Juan Carlos winkt ab: Er will nichts davon wissen, dass eine 48-jährige Belgierin seine uneheliche Tochter sein könnte. Nun wehrt er sich gerichtlich gegen ihre Vaterschaftsklage. Archivbild: dpa

Eine Belgierin will die Tochter von Juan Carlos sein. Der spanische Ex-Monarch jedoch will davon nichts wissen. Nun geht er gerichtlich gegen die Vaterschaftsklage der 48-Jährigen vor. Kann er sein Ziel erreichen, dass die Klage gar nicht erst zugelassen wird?

Ingrid Sartiau ist fest davon überzeugt, dass Spaniens früherer König Juan Carlos ihr Vater ist. "Ich verlange kein Geld", sagte die Belgierin der Madrider Zeitung "El Mundo" nach der Vorlage einer Vaterschaftsklage gegen den 77-jährigen Ex-Monarchen. "Ich will nur einen Vater haben und ihn kennenlernen."

Romanze im Urlaub

Das wichtigste Beweisstück, auf das sich ihre Klage stützt, ist eine notarielle Erklärung der Mutter. Darin gab die heute 82 Jahre alte Frau zu Protokoll, im Dezember 1965 an der Costa del Sol in Südspanien drei Tage lang eine Romanze gehabt zu haben mit einem "höflichen, schönen, liebevollen, 31 Jahre alten Mann mit blauen Augen". Kurz vor ihrer Abreise habe der Rezeptionist des Hotels ihr offenbart, dass dieser junge Mann der damalige Prinz Juan Carlos von Spanien gewesen sei, heißt es nach spanischen Medienberichten in der Erklärung.

Juan Carlos war damals seit dreieinhalb Jahren mit der griechischen Prinzessin Sofía verheiratet. Diese Erklärung dürfte den Ausschlag dazu gegeben haben, dass Spaniens Oberster Gerichtshof das Klagegesuch der Belgierin vor einem Monat - mit einer Richterstimme Mehrheit - angenommen hatte.

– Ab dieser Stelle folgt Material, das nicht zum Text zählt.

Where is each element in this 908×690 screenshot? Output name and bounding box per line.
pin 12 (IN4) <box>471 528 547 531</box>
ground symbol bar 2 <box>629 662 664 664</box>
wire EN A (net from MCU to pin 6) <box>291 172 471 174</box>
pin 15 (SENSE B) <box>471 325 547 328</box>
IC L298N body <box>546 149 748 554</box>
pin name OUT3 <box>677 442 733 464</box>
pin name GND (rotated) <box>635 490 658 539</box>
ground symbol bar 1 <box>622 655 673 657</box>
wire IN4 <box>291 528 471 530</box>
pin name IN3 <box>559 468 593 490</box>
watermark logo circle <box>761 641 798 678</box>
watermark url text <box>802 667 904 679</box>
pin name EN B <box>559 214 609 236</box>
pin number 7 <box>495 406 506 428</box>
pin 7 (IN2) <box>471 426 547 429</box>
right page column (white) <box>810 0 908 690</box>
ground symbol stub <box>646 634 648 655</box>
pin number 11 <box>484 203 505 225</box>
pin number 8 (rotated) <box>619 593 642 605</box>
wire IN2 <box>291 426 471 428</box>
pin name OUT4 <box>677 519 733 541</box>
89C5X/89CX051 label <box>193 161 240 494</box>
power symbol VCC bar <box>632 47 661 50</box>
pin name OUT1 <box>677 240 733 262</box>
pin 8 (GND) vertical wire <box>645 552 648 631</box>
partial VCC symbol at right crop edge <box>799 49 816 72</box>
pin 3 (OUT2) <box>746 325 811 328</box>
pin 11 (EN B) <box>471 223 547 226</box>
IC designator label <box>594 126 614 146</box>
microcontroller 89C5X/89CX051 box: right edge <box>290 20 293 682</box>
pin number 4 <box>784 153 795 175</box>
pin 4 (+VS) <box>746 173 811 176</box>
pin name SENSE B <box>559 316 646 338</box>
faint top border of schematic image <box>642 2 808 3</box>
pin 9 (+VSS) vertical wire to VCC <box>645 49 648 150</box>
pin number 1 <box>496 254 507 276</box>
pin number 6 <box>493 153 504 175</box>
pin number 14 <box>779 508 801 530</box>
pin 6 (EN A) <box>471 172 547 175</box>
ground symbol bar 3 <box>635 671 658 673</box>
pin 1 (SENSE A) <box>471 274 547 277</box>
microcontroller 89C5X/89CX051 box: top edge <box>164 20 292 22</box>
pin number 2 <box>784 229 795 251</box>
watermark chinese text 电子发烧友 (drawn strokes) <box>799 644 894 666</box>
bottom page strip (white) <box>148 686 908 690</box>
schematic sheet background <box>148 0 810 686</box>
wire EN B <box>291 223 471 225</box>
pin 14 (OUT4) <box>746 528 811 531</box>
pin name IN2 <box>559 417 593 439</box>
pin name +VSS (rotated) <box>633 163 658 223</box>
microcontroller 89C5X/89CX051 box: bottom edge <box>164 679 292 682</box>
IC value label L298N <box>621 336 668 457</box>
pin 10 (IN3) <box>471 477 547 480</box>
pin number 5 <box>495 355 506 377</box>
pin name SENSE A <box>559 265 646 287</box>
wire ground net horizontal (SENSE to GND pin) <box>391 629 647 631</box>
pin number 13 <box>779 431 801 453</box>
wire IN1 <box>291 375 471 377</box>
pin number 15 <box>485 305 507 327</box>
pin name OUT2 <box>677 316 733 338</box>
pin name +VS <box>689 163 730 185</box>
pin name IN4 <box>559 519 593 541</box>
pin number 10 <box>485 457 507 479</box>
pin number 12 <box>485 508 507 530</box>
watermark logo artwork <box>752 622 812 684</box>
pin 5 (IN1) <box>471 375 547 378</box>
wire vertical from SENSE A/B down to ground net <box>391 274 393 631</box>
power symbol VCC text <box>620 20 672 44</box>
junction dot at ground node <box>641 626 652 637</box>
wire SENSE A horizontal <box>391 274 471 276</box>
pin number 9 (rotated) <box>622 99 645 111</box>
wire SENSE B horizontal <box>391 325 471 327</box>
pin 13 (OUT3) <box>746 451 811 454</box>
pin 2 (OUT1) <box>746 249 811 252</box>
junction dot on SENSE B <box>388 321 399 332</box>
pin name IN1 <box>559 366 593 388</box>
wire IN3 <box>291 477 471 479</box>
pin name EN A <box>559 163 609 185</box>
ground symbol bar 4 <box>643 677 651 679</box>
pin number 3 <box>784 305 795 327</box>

Die Anwälte von Juan Carlos fochten die Zulassung der Klage nun an, weil die notarielle Erklärung der Mutter nach ihrer Ansicht eine Reihe von Ungereimtheiten aufweise. Sie stellten nach Informationen von "El Mundo" heraus, dass in dem Schriftstück konkrete Angaben zum Ort und zum Hotel fehlten, in dem die Treffen stattgefunden haben sollen. Zudem stehe die Erklärung im Widerspruch zu Äußerungen von Ingrid Sartiau im spanischen TV-Sender Telecinco, wonach ihre Mutter Juan Carlos bereits einige Jahre zuvor in Frankreich kennengelernt habe. Der damalige Prinz war zum Zeitpunkt der angeblichen Treffen an der Costa del Sol auch nicht 31, sondern 27 Jahre alt.

Was wären die Folgen?

Die Hausfrau und Pferdezüchterin aus Belgien hatte ihr Klagegesuch erstmals im Jahr 2012 vorgelegt. Damals war es jedoch nicht zugelassen worden, weil Juan Carlos als König Immunität besaß. Dies änderte sich nach der Abdankung des Monarchen zugunsten seines Sohnes Felipe 2014. "Ich will dem Königshaus keinen Ärger bereiten", sagte die Belgierin. "Ich will nur, dass Spanien mich anerkennt." Die Medien spekulierten darüber, was die Konsequenzen wären. Die 48-Jährige dürfte in diesem Fall den Familiennamen Borbón des Königshauses tragen. Auf einen Anteil am Erbe des Ex-Monarchen würde sie verzichten, wenn Juan Carlos sich mit ihr träfe, sagte ihr Anwalt Jaume Pararols. Unklar wäre, ob die Belgierin in die Rangliste der Thronfolge aufgenommen werden müsste.